Poor Watson was somewhat abandoned yesterday afternoon (we took our son to out of hours GP) , we bought a new toy today to make up for it. Although it took a while, as people kept coming over to stroke him in the pet shop.


----------



## DB1 (Jan 20, 2012)

Glad your son is feeling better, Watson is gorgeous, really nice photo's.
Helen - Thank you, fab pictures again, she is a sweetheart and that has to be the best and fastest bonding with a new pup and established dog - brilliant, just what Billy has been waiting for i'd say, and making me feel a little guilty for depriving Dudley!!!


----------



## Hollysefton (Sep 28, 2013)

Lovely update! Maybe Dudley needs a sibling? Lovely to see, I think Anthony must get them used to posing! All Tilty heads!

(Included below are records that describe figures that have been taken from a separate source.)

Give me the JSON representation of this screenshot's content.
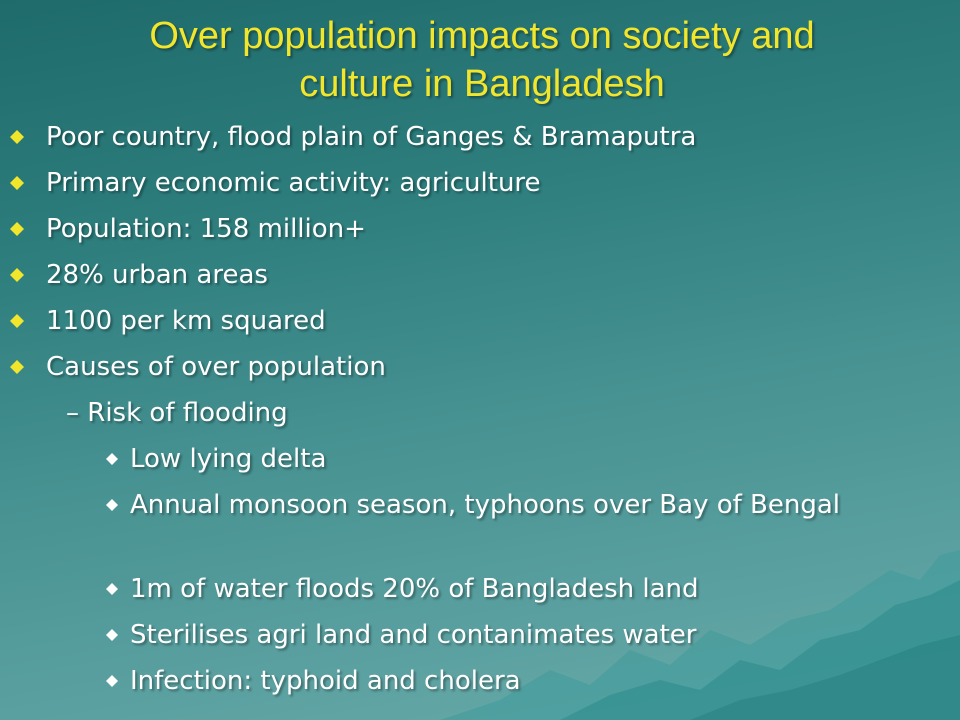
{
  "slide": {
    "title_line_1": "Over population impacts on society and",
    "title_line_2": "culture in Bangladesh",
    "colors": {
      "title": "#f2e62c",
      "text": "#ffffff",
      "bullet": "#f2e62c",
      "background": "#2e7e7e"
    },
    "bullets": [
      "Poor country, flood plain of Ganges & Bramaputra",
      "Primary economic activity: agriculture",
      "Population: 158 million+",
      "28% urban areas",
      "1100 per km squared",
      "Causes of over population"
    ],
    "sub_bullet": "– Risk of flooding",
    "sub_sub_bullets": [
      "Low lying delta",
      "Annual monsoon season, typhoons over Bay of Bengal",
      "1m of water floods 20% of Bangladesh land",
      "Sterilises agri land and contanimates water",
      "Infection: typhoid and cholera"
    ]
  }
}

Sent from my iPhone using Tapatalk


----------



## Del17 (Mar 25, 2014)

Beautiful Lola and Watson  


Sent from my iPhone using Tapatalk


----------



## Hfd (Aug 19, 2011)

Hope Tom is on the mend now.  x

Yes I agree that Dudley might just need a playmate....quick phone Anthony about poo 2 before you overthink it lol x


----------



## Hfd (Aug 19, 2011)

Didn't take Lola very long to learn the poo pose!


----------



## Hollysefton (Sep 28, 2013)

Awwwwh puppy belly! 


Sent from my iPhone using Tapatalk


----------



## fairlie (Sep 7, 2013)

That is off the richter scale of adorable pup photos!


----------



## DB1 (Jan 20, 2012)

Hfd said:


> Hope Tom is on the mend now. x
> 
> Yes I agree that Dudley might just need a playmate....quick phone Anthony about poo 2 before you overthink it lol x


Too late! been overthinking for ages!! love the idea, but need my business to become profitable before we could seriously consider it. 
Love the puppy belly pic, she's got a thick coat already.


----------



## Marzi (Sep 17, 2012)

Wonderful puppy belly pic - and the way it is taken it looks as if she is sleeping standing up


----------



## Tinman (Apr 23, 2013)

Tickle that tum!! Gorgeous x


----------



## RuthMill (Jun 30, 2012)

She's so cute!


----------